Setup Sphinx

I have a problem domain where there are lots of messages to be indexed, and I want to be able to limit them by a set of groupids.

Essentially, each group is a subgroup of another group. Something like this:

(((WebsiteID,AreaOfWebSiteID),SubAreaOfWebSiteID),ForumID)

And an alternate:

(WebsiteID,UserID)

All in addition to the keywords.

I’m fine with just using Sphinx for now, but want to use its MySQL integration at some point as well.

Just not sure how to get started…

Just define several groups.

WebSiteID
AreaofWebSiteID

etc

and then you can apply filters as you need to.

Thanks, I wasn’t sure if there was a composite type index for groups.

I guess my other issue is that I don’t have a unique document ID. My unique id is a pair (ForumID,MessageID). Do I need to create a translation table to map this tuple to a single unique integer?

Thanks again!

One other thing… since adding new documents is slow, I was thinking of creating files sort of like this:

Main Index
Delta Index for current month
Delta Index for current day

Then at the end of each day, merge things into the month, and at the end of each month, merge things into the main index. I want the searching to seem as up-to-date or “live” as possible.

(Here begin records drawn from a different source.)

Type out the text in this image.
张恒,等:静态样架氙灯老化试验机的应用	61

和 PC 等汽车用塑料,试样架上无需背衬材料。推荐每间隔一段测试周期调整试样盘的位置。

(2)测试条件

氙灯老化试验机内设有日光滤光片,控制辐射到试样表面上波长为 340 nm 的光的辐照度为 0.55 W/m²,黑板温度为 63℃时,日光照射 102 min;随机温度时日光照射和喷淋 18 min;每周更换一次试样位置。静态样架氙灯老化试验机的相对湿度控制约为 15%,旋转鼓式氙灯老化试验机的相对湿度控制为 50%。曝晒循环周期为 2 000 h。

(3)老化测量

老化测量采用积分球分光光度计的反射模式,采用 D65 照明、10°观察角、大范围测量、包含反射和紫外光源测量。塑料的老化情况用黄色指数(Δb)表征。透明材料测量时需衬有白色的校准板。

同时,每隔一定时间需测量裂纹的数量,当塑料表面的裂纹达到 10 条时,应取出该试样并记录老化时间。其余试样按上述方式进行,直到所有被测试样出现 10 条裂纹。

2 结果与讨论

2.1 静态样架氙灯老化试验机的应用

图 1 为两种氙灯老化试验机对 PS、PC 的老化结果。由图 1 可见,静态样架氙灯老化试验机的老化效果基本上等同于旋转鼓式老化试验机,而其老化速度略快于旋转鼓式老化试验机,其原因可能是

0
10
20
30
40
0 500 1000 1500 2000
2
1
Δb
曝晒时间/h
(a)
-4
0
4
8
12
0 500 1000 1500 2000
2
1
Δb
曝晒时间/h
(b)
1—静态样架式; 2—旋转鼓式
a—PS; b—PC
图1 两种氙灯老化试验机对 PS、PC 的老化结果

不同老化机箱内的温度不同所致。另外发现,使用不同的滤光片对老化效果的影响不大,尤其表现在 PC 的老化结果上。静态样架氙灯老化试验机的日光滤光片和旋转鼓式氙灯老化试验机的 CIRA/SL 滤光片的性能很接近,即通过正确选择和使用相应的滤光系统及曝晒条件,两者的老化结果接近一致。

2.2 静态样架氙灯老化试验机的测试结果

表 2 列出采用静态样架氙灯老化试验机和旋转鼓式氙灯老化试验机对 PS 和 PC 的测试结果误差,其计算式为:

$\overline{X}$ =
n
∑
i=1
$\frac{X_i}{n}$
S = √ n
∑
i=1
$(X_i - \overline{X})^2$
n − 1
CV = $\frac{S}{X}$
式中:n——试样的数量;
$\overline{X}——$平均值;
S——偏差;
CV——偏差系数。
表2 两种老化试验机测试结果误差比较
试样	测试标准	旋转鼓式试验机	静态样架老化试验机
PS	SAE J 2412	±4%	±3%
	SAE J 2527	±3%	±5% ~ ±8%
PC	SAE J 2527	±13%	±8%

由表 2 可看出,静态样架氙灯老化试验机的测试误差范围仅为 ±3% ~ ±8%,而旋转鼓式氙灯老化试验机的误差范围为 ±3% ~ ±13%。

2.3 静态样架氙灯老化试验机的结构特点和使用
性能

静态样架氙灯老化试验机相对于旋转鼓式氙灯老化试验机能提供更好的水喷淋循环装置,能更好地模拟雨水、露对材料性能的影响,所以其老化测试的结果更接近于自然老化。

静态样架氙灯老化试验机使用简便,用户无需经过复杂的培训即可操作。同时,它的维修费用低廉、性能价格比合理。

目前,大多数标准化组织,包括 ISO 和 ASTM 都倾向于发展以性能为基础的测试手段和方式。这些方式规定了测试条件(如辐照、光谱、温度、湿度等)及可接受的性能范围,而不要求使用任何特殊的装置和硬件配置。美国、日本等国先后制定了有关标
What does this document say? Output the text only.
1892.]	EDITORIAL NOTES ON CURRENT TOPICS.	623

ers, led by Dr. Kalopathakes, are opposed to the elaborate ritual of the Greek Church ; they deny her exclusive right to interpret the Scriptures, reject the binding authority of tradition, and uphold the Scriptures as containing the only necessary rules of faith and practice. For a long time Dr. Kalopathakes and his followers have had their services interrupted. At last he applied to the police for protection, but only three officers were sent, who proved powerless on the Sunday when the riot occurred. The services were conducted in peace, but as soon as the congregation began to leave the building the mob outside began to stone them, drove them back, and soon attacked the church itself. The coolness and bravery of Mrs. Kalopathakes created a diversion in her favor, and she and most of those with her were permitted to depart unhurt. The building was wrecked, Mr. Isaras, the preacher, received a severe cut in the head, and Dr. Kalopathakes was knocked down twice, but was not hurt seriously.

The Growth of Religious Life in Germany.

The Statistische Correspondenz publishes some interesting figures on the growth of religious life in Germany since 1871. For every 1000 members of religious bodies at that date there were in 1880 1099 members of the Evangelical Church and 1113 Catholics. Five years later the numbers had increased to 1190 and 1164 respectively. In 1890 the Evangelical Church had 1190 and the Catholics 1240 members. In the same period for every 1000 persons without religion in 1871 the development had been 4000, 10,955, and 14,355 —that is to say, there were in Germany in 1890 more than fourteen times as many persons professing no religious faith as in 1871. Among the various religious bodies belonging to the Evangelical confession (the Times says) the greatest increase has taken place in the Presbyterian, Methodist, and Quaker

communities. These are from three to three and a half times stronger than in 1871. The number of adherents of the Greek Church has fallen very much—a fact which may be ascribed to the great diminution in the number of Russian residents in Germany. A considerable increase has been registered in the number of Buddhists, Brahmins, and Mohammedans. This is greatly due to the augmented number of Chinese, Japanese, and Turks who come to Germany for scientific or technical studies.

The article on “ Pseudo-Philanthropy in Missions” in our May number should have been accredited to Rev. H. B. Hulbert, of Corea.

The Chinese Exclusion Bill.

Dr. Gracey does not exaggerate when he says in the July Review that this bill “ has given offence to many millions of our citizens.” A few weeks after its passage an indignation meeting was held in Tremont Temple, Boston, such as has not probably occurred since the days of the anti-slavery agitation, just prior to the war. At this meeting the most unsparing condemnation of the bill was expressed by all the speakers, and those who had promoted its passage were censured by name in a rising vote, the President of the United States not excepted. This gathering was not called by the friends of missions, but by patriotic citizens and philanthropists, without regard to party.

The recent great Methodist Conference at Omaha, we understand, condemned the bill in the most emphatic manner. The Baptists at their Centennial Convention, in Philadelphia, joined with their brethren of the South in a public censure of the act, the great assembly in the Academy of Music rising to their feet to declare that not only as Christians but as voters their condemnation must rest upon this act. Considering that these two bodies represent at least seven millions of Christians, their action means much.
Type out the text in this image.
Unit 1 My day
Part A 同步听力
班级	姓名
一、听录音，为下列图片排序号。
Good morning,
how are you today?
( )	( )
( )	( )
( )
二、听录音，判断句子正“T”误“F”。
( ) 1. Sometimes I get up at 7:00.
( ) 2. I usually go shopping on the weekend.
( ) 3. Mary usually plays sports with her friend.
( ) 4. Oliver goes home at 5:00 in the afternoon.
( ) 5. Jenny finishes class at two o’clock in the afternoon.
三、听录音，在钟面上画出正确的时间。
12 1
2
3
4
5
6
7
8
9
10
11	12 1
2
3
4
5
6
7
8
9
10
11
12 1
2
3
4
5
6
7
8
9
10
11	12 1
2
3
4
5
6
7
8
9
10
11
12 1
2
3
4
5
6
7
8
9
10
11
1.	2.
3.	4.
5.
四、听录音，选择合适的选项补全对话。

Any estimate on how many documents are in an index before adding one seems slow? The idea of splitting by day or month is unscientific. It really should be based on document count (for example, what if I ended up needing to split off on a per hour basis?). I know only testing will tell me, but if there are some basic guidelines, it would be very helpful.

Thanks!

We usually use two indexes global one and incremental index, which is usually per day. There is number of these index pairs used for various reasons.